I can definitely say that sometimes “waiting” sounds as appealing as a miry bog, and it feels like it too.  Dragging you down, holding you back — keeping you from what you long for so much.  But God doesn’t leave us there — he draws us up and out.  He sets our feet upon the Rock of Jesus Christ, and only then are our steps secure.  Why are they secure?  Because in Christ we are guided on our way.  On our own, we fall back into the bog.
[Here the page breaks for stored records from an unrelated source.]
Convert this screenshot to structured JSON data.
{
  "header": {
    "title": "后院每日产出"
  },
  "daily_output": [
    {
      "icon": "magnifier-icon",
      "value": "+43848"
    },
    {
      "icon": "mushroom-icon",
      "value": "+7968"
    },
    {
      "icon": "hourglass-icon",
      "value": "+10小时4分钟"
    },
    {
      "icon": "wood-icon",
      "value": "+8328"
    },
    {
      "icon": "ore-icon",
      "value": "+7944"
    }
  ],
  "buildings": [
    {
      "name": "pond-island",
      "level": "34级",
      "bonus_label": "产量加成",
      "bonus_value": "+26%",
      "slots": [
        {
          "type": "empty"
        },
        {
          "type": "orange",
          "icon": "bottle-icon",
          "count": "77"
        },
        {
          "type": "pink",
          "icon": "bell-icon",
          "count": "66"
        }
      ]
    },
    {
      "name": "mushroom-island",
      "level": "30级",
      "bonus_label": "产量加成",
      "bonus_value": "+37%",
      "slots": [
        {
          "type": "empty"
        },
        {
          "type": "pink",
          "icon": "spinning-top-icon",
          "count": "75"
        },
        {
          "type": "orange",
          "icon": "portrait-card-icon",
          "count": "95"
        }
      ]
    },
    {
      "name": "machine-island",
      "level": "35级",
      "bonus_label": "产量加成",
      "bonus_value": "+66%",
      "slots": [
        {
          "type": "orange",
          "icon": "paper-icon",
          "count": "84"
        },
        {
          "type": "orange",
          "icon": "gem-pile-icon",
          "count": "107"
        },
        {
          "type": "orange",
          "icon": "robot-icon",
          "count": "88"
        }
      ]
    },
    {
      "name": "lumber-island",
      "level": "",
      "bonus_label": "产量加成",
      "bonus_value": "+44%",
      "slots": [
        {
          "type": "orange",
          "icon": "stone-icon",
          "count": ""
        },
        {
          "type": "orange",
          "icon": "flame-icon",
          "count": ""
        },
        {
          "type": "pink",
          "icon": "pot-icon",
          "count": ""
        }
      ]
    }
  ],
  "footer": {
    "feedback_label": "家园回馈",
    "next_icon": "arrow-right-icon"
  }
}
“He put a new song in my mouth, a song of praise to our God.  Many will see and fear, and put their trust in the Lord.” (vs.3)

Have you ever tried to force joy in trial?  I have.  I willed myself to be joyful.  I walked around the house saying, “Be joyful!  Be nice!  Look happy!”  You can imagine the effectiveness of such a solution.  No, David says — “He put a new song in my mouth”.  He put it there.  Only through Christ can we have the joy in trial — in waiting.  He puts it in us.  It is not a part of us that can be willed into existence.  It overflows through Him.

“Blessed is the woman who makes the Lord her trust, who does not go after the proud, to those who go astray after a lie!” (vs. 4)

I know what it is to be tempted to go after the proud; to follow those who are believing a lie.  But we must choose to trust God, and then we will be blessed.  Not only trust God; but make the Lord your trust.  He is the extent, the essence, the whole of our trust.  He is everything.

“I desire to do your will, O my God; your law is within my heart.” (vs. 8)

We want to obey Him when we love Him.  When His law is within our hearts it is in our core, it means everything to us.  We follow it because He is leading us and we have chosen the right way.  Those who love God’s Word will follow God’s Will, and it will be evident in their life.

“But may all who seek you rejoice and be glad in you; may those who love your salvation say continually, “Great is the Lord!”  As for me, I am poor and needy, but the Lord takes thought for me.  You are my help and my deliverer; do not delay, O my God.” (vs. 16-17)

May all who seek Him rejoice and be glad in Him.  I am poor and needy, but the God of the universe, Creator of all, Lord of Lords and King of Kings, takes thought for me.